Things are damn different now.
I turned 37 last month and I’ve been working non-stop since September of 2007. Barely a month after I quit engineering college for good, without a degree in hand (I had a diploma, for what it was worth), I entered the reckless transcription industry, before earning my BA (Literature) and MA (Journalism), and plunging into entertainment journalism, and then shifting gear towards corporate communication in the startup world.
All things said and undone, I’d been at it for approximately 16 years now. I was so attached to the idea of employment that punctuality was synonymous with me and I completed my tasks with unmatched zeal. My first ever manager called me ‘super-dedicated’ and later, the editor at Sunday Midday labeled me ‘enthu cutlet’ for delivering on Tuesdays what was expected on Thursdays. That’s just the way I operated. A weird restlessness to get things done.
During my 6 summers with Zomato, I was always the first person to enter our office building. I reached before time and left before 7 PM. Nobody questioned me because they knew I was solid with my commitments. My longest-serving manager there once remarked “he is always there” about me. That’s just how I was: available both offline as well as online. I got married one Monday and resumed work the following Monday.

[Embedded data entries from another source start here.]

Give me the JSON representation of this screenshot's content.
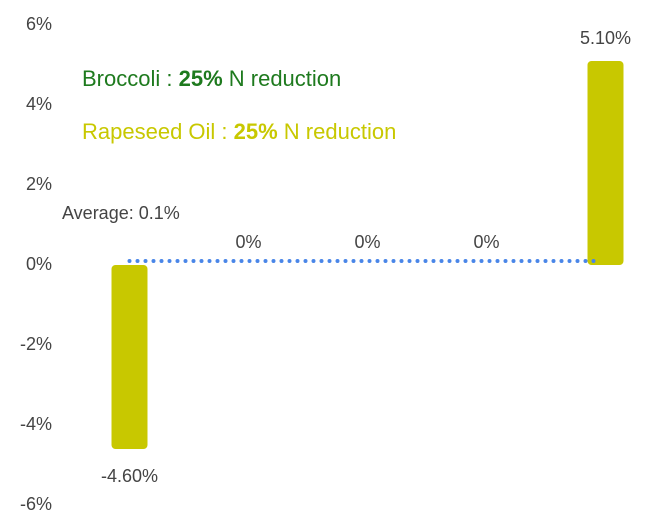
{
  "chart_data": {
    "type": "bar",
    "categories": [
      null,
      null,
      null,
      null,
      null
    ],
    "values": [
      -4.6,
      0,
      0,
      0,
      5.1
    ],
    "value_labels": [
      "-4.60%",
      "0%",
      "0%",
      "0%",
      "5.10%"
    ],
    "colors": [
      "#c8c800",
      "#0b5e0b",
      "#0b5e0b",
      "#0b5e0b",
      "#c8c800"
    ],
    "ylim": [
      -6,
      6
    ],
    "yticks": [
      {
        "value": -6,
        "label": "-6%"
      },
      {
        "value": -4,
        "label": "-4%"
      },
      {
        "value": -2,
        "label": "-2%"
      },
      {
        "value": 0,
        "label": "0%"
      },
      {
        "value": 2,
        "label": "2%"
      },
      {
        "value": 4,
        "label": "4%"
      },
      {
        "value": 6,
        "label": "6%"
      }
    ],
    "grid": false,
    "average": {
      "value": 0.1,
      "label": "Average: 0.1%",
      "color": "#4a86e8"
    },
    "annotations": [
      {
        "parts": [
          "Broccoli : ",
          "25%",
          " N reduction"
        ],
        "color": "#1e7a1e"
      },
      {
        "parts": [
          "Rapeseed Oil : ",
          "25%",
          " N reduction"
        ],
        "color": "#c8c800"
      }
    ]
  }
}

This is not to be proud of by any measure, but never once did I ever take all the allotted leave in a calendar year. When I eventually quit Z and moved to Mangalore, I joined the Bangalore-based edtech Kyt and worked with them for 5 months. As had been my track record, I took zero leave and was always active. That’s just how I was and it was a nice place with a tiny team. Anyhow, in April of 2021, I joined Grofers (which later became Blinkit) and stayed with them for a little over two years, until last month.
As of now, I am not employed by any one particular brand. I talk to different entities—both at individual as well as organizational level—about how I can help them in content/copy/ideation/etc. As much as I appreciate monogamous professionalism, this is an interesting phase. It almost feels like joblessness because so much time goes into discussing out details. Too many handshakes, if you may.
When you work for one org, you are singularly directed and goals are accomplished at a much faster rate. Oh, not to mention, the painful bit called money negotiation(s). When you aim for full-time employment, that conversation happens only once: at the very beginning. And then you set your sail on a given route. Here, you are constantly marketing yourself, your potential to make a difference and how much you weigh it in rupees. Pretty tiresome exercise, to be honest.
I recently posted on LinkedIn about my desire to move towards the mentoring space. This led to leads and calls from different quarters; turns out it’s not just startups and agencies that are keen. Too much talking going on presently, something I am not really a big fan of. I am more interested in doing.
Speaking of LinkedIn, I suggested there that ‘unemployed’ sounds more professional than ‘jobless’. Which, in essence, is correct, right? In our quest to inflate our worth in the marketplace, we drop empty words, fancy jargons, that are emptier than a lost submersible. What really matters is what we, as individuals, bring to the table. That’s all. Everything else is 100% hokum.
In the end, whether you are employed or unemployed or self-employed or half-employed, what you genuinely end up with are stories. If you have great stories to share, you are already winning in your (professional) life at least.